I quattro autori, Wainwright e Kate si fermarono tutti appena entrati nell’atrio, ad ascoltare la casa, e l’aria che si spostava invisibile al suo interno.
Entrando non avevano sentito nulla di particolarmente strano, nessun repentino calo della temperatura, nessuna sensazione di essere osservati, nessun improvviso brivido di paura. Ci fu solo la percezione, lievissima, di un cambiamento nella pressione atmosferica, e una momentanea chiusura delle orecchie. Fu così leggera che nessuno di loro ne parlò. In meno di un minuto era già passata.
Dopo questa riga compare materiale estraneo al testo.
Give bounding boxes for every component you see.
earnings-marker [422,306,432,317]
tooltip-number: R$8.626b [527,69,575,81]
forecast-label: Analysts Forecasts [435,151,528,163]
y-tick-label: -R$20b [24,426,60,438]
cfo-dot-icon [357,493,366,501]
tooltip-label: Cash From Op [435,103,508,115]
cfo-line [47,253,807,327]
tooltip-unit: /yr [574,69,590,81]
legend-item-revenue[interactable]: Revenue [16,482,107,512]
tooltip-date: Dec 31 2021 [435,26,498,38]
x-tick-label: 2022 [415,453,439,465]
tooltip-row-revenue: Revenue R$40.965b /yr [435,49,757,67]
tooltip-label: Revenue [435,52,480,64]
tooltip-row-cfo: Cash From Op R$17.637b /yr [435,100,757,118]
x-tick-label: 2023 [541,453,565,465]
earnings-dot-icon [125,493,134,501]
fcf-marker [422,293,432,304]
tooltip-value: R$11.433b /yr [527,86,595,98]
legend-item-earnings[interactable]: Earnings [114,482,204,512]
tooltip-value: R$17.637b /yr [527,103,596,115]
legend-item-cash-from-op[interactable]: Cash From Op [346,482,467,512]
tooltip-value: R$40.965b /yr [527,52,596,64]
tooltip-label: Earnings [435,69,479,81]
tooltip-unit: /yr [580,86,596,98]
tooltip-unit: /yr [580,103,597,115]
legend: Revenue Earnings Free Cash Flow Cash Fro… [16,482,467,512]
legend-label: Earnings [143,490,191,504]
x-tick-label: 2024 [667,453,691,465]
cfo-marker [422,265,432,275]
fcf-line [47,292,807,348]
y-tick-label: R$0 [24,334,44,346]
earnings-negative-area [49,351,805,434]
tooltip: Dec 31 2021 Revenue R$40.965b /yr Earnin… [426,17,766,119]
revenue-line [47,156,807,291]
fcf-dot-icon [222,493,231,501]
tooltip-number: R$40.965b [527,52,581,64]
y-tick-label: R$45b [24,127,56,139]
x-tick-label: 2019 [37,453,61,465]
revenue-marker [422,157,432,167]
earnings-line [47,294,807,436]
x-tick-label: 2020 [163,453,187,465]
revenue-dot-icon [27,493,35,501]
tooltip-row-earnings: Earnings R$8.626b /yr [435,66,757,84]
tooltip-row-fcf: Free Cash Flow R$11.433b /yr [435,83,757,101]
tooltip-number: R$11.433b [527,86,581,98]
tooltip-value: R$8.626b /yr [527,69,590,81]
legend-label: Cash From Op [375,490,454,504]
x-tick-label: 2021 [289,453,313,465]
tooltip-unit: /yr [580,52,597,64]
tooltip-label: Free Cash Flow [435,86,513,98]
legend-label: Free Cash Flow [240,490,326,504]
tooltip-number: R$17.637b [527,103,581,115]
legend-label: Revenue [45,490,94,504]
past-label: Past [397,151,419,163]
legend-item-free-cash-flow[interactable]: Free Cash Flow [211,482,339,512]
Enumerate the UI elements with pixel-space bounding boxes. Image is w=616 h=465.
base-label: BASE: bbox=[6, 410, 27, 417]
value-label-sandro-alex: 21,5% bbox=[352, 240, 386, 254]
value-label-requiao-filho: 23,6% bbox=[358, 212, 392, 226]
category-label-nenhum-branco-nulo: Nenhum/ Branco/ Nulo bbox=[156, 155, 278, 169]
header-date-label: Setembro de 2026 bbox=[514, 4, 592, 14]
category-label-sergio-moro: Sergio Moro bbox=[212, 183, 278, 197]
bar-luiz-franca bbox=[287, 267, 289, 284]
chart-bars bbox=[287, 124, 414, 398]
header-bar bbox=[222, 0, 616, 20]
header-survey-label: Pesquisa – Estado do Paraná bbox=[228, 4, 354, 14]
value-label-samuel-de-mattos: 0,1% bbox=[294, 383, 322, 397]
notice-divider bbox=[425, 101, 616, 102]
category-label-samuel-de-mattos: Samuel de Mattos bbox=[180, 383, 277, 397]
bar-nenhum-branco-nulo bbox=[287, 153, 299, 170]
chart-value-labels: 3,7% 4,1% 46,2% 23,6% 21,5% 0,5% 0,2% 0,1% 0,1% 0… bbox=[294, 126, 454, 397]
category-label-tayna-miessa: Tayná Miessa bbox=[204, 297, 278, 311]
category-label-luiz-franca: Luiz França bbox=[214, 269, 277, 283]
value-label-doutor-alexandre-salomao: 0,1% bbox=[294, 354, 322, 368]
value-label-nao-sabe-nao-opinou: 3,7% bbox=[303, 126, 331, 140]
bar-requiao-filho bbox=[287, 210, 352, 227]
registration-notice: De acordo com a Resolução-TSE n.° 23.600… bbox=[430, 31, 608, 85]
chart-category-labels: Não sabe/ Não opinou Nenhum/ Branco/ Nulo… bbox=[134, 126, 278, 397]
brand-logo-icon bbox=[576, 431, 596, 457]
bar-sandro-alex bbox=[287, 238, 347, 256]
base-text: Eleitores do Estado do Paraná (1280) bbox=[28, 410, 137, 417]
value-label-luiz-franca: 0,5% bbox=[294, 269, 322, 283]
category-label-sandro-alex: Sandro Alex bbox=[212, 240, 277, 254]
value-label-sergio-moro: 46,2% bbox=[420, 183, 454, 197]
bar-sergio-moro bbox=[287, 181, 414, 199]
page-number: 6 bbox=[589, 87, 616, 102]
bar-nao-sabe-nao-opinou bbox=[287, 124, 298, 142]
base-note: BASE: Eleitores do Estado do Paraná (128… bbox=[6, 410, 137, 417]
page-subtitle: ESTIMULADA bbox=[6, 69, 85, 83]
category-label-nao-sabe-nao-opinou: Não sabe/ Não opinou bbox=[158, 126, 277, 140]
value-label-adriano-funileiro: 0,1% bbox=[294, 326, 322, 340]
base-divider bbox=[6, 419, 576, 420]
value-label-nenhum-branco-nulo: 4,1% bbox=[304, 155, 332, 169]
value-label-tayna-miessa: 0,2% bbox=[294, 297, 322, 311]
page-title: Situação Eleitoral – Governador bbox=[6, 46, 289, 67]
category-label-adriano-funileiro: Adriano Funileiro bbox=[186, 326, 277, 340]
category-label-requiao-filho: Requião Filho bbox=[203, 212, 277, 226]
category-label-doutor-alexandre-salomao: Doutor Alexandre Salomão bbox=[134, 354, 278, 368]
Per Daniel Slaughter, la cosa più sorprendente della casa sul Kill Creek era il calore che emanava. Il pavimento, piallato e lucidato a mano più di un secolo prima, mostrava un disegno incoerente di listelli di acero e noce, alcuni più chiari, altri più scuri, in un contrasto di grane, nodi e anelli, di varie lunghezze e larghezze. Quelle imperfezioni, tuttavia, servivano solo ad aggiungere fascino alla struttura. Dove i listelli incontravano le belle cornici lungo ogni parete, erano tutti a filo, tutti a posto.
Un’ampia scalinata dritta era appoggiata al muro occidentale, e portava al piano superiore. Con i suoi pilastri squadrati e le colonnine arrotondate, la scala era una struttura ingannevolmente semplice. Guardandola più da vicino, ogni pilastro era decorato con delle tacche, intagliate in maniera meticolosa, e ogni colonnina ornata da un sottile motivo a spirale.
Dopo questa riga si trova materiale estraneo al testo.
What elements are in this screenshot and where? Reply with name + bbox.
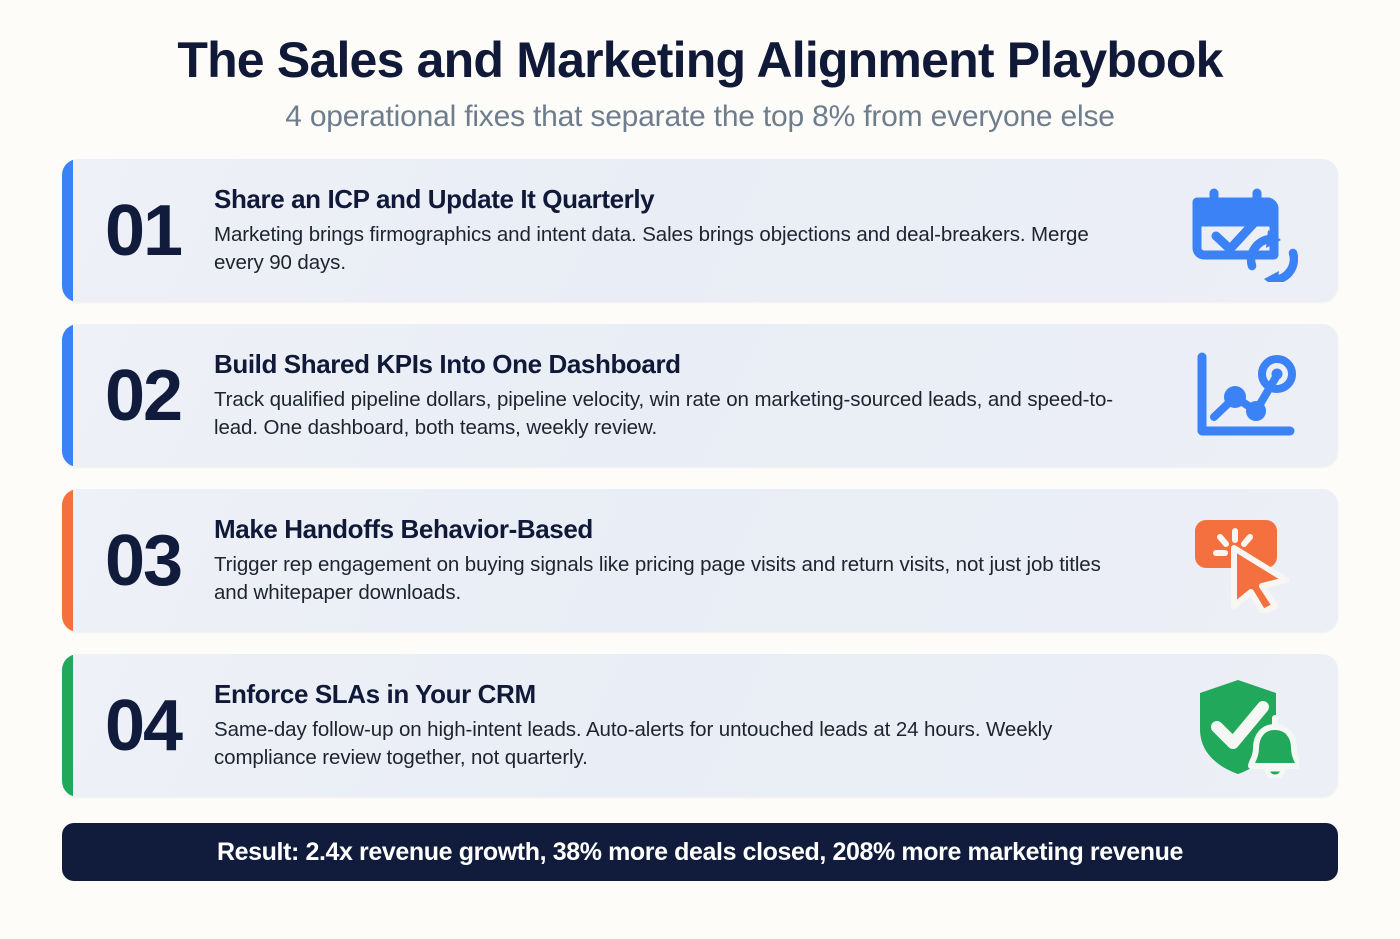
card-description: Marketing brings firmographics and inten… (214, 222, 1089, 274)
card-title: Enforce SLAs in Your CRM (214, 678, 536, 709)
card-body: Share an ICP and Update It Quarterly Mar… (214, 183, 1168, 276)
card-list: 01 Share an ICP and Update It Quarterly … (0, 159, 1400, 797)
card-item: 01 Share an ICP and Update It Quarterly … (62, 159, 1338, 302)
page-subtitle: 4 operational fixes that separate the to… (285, 100, 1115, 133)
click-cursor-icon (1168, 501, 1318, 621)
header: The Sales and Marketing Alignment Playbo… (0, 0, 1400, 133)
page-title: The Sales and Marketing Alignment Playbo… (177, 32, 1223, 88)
card-description: Same-day follow-up on high-intent leads.… (214, 717, 1053, 769)
card-accent-bar (62, 324, 73, 467)
shield-check-bell-icon (1168, 666, 1318, 786)
card-item: 02 Build Shared KPIs Into One Dashboard … (62, 324, 1338, 467)
card-number: 04 (104, 685, 183, 766)
card-body: Build Shared KPIs Into One Dashboard Tra… (214, 348, 1168, 441)
card-item: 03 Make Handoffs Behavior-Based Trigger … (62, 489, 1338, 632)
result-banner: Result: 2.4x revenue growth, 38% more de… (62, 823, 1338, 881)
card-title: Share an ICP and Update It Quarterly (214, 183, 655, 214)
card-accent-bar (62, 654, 73, 797)
card-number: 03 (104, 520, 183, 601)
card-item: 04 Enforce SLAs in Your CRM Same-day fol… (62, 654, 1338, 797)
card-number: 02 (104, 355, 183, 436)
card-description: Trigger rep engagement on buying signals… (214, 552, 1101, 604)
card-body: Make Handoffs Behavior-Based Trigger rep… (214, 513, 1168, 606)
calendar-sync-icon (1168, 171, 1318, 291)
card-description: Track qualified pipeline dollars, pipeli… (214, 387, 1114, 439)
result-banner-text: Result: 2.4x revenue growth, 38% more de… (216, 837, 1184, 866)
card-title: Make Handoffs Behavior-Based (214, 513, 593, 544)
card-body: Enforce SLAs in Your CRM Same-day follow… (214, 678, 1168, 771)
line-chart-icon (1168, 336, 1318, 456)
card-accent-bar (62, 159, 73, 302)
card-title: Build Shared KPIs Into One Dashboard (214, 348, 681, 379)
card-accent-bar (62, 489, 73, 632)
card-number: 01 (104, 190, 183, 271)
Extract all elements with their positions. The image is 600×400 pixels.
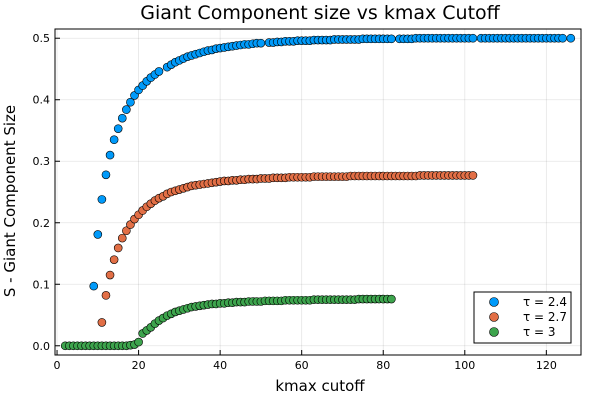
series-2-points (97, 171, 478, 327)
data-point (126, 97, 135, 107)
legend-marker (489, 297, 499, 307)
data-point (89, 281, 99, 291)
legend-marker (489, 327, 499, 337)
x-tick-label: 0 (54, 359, 61, 372)
data-point (134, 337, 143, 347)
data-point (97, 318, 107, 327)
data-point (109, 255, 119, 264)
data-point (468, 33, 478, 43)
data-point (113, 243, 123, 253)
x-tick-label: 120 (536, 359, 557, 372)
y-tick-label: 0.2 (33, 217, 51, 230)
data-point (122, 105, 131, 114)
data-point (97, 195, 107, 204)
legend-marker (489, 312, 499, 322)
plot-frame (54, 28, 582, 356)
x-tick-label: 20 (132, 359, 146, 372)
data-point (566, 33, 576, 43)
legend-label: τ = 2.4 (523, 295, 567, 309)
data-point (387, 34, 396, 44)
data-point (113, 124, 123, 133)
data-point (117, 113, 127, 123)
y-tick-label: 0.1 (33, 278, 51, 291)
data-point (468, 171, 478, 180)
data-point (154, 67, 164, 76)
data-point (558, 33, 567, 43)
data-point (122, 226, 131, 236)
data-point (101, 291, 111, 300)
x-tick-label: 100 (454, 359, 475, 372)
y-tick-label: 0.3 (33, 155, 51, 168)
y-axis-label: S - Giant Component Size (1, 105, 19, 297)
data-points (60, 33, 576, 351)
series-1-points (89, 33, 576, 291)
x-tick-label: 80 (376, 359, 390, 372)
y-tick-label: 0.5 (33, 32, 51, 45)
y-tick-label: 0.4 (33, 94, 51, 107)
data-point (101, 170, 111, 180)
legend-label: τ = 2.7 (523, 310, 567, 324)
data-point (109, 135, 119, 145)
chart-title: Giant Component size vs kmax Cutoff (140, 2, 500, 24)
axis-ticks: 0 20 40 60 80 100 120 0.0 0.1 0.2 0.3 0.4 0.5 (33, 32, 557, 372)
data-point (117, 233, 127, 243)
x-tick-label: 60 (295, 359, 309, 372)
data-point (105, 270, 115, 280)
y-tick-label: 0.0 (33, 340, 51, 353)
data-point (105, 150, 115, 160)
legend: τ = 2.4τ = 2.7τ = 3 (473, 291, 572, 344)
x-axis-label: kmax cutoff (275, 377, 365, 395)
data-point (93, 230, 103, 239)
data-point (256, 38, 266, 48)
series-3-points (60, 294, 396, 351)
data-point (387, 294, 396, 304)
legend-label: τ = 3 (523, 325, 556, 339)
x-tick-label: 40 (213, 359, 227, 372)
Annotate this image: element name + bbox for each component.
Alcune delle assi erano crepate, la vernice si era in parte staccata, e su ogni superficie si era posato un leggero strato di polvere. La pregevole fattura di quei lavori, tuttavia, rendeva trascurabile qualunque difetto. Joshua Goodman si era assicurato che ogni centimetro della sua casa fosse fatto con amore, semplice ma elegante.
La luce del sole che filtrava attraverso gli archi a destra e sinistra non era tanto riflessa, quanto assorbita dal legno e poi proiettata di nuovo al di fuori, come un bagliore dorato, brillante. Daniel seguì quella luce attraverso la stanza fino al muro opposto al quale era appeso, storto, un crocifisso. Era molto semplice, fabbricato con lo stesso legno del pavimento, senza dubbio intagliato dallo stesso Goodman.
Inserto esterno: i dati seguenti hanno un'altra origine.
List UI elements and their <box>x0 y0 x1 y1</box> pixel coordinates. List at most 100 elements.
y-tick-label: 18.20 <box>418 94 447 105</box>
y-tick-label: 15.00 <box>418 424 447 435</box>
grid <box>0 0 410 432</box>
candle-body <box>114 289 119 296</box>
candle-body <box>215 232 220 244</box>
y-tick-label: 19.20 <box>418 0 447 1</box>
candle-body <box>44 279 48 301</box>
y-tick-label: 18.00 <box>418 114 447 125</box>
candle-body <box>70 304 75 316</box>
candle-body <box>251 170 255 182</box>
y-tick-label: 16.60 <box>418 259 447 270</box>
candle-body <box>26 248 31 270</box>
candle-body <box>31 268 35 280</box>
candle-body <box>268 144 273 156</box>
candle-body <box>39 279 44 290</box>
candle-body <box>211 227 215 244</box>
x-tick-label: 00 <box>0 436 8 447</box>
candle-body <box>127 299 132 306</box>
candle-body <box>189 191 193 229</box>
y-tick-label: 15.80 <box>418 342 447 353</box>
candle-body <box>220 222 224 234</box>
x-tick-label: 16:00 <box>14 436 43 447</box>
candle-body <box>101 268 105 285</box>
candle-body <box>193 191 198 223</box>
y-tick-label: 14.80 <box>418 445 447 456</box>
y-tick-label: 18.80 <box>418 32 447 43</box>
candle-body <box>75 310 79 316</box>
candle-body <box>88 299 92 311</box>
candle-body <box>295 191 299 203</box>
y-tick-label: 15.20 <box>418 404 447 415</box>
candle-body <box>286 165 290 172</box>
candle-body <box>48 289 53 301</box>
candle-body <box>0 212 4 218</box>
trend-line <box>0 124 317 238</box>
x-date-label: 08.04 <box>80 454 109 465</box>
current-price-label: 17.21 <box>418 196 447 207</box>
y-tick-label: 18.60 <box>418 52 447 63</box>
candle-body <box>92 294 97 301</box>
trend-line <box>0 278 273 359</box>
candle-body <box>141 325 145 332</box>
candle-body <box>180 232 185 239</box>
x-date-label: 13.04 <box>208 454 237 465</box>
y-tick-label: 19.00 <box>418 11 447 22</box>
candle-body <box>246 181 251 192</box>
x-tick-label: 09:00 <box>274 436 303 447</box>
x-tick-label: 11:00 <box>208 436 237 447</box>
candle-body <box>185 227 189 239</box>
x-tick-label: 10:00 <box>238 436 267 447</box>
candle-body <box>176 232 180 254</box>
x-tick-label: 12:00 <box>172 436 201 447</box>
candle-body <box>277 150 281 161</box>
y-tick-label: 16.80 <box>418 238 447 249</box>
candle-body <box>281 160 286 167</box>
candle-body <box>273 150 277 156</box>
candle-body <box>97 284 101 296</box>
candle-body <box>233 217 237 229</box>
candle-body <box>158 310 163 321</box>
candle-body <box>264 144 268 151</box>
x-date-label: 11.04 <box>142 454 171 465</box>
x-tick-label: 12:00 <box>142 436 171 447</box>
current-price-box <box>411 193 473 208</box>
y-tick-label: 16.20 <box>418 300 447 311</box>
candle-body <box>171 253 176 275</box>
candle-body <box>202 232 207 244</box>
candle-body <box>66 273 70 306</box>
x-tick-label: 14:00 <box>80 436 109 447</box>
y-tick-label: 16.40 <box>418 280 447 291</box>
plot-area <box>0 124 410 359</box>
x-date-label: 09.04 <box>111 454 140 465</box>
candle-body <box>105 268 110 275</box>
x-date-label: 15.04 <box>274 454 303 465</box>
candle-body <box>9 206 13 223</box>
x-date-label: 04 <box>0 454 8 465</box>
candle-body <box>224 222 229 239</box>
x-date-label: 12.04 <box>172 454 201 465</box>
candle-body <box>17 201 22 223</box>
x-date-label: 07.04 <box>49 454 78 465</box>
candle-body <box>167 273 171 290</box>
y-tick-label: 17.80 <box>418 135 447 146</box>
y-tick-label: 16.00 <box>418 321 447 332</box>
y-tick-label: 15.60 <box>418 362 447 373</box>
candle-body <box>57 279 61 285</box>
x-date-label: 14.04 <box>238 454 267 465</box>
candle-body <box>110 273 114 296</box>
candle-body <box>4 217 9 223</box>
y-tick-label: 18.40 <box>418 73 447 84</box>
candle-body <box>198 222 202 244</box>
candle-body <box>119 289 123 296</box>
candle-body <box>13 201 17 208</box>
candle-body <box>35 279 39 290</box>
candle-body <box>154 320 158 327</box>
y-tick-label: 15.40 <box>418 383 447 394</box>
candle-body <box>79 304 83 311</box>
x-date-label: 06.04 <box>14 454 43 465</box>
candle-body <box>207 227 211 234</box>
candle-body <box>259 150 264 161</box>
Daniel attraversò l’atrio e aggiustò il crocifisso, girandolo di una ventina di gradi in senso orario.
Ecco fatto.
Sentì Moore che ridacchiava, e chiuse gli occhi.
«“Dalla collina arrivò un forte brontolio. Si voltarono e videro il diavolo sopra di loro. L’Antico sbirciò dentro alle loro anime e apprese i loro segreti. Sarebbe tornato per loro. La loro lussuria avrebbe segnato la loro rovina.”»
«Fammi indovinare. Il Vangelo secondo Paolo?» domandò lei.
«In realtà è dal Libro di Daniele» la corresse lui, con una strizzata d’occhio mentre le passava accanto. Daniel notò i sorrisi sul volto di Sam e del fragile Sebastian. Sorrise anche lui. «Va tutto bene, Moore, ho abbastanza fede per entrambi.»
Daniel diede un’occhiata, e vide che Kate aveva alzato la macchina. Aveva ripreso il loro scambio di battute.
Ottimo, proprio quello che vogliono per il loro spettacolo, pensò Daniel.
Wainwright si girò sui consunti scarponi da lavoro neri e guardò il gruppo. «Benvenuti alla casa sul Kill Creek. Che ne dite se diamo un’occhiata in giro?»
Daniel Slaughter guardò di nuovo la casa. Non gli sembrò cattiva. In realtà, in quel momento, pensò che gli stesse dando il benvenuto.
Attraversarono l’atrio, passando sotto l’arco alla loro sinistra.
Ah, pensò Sebastian. Ecco una stanza come piacciono a me.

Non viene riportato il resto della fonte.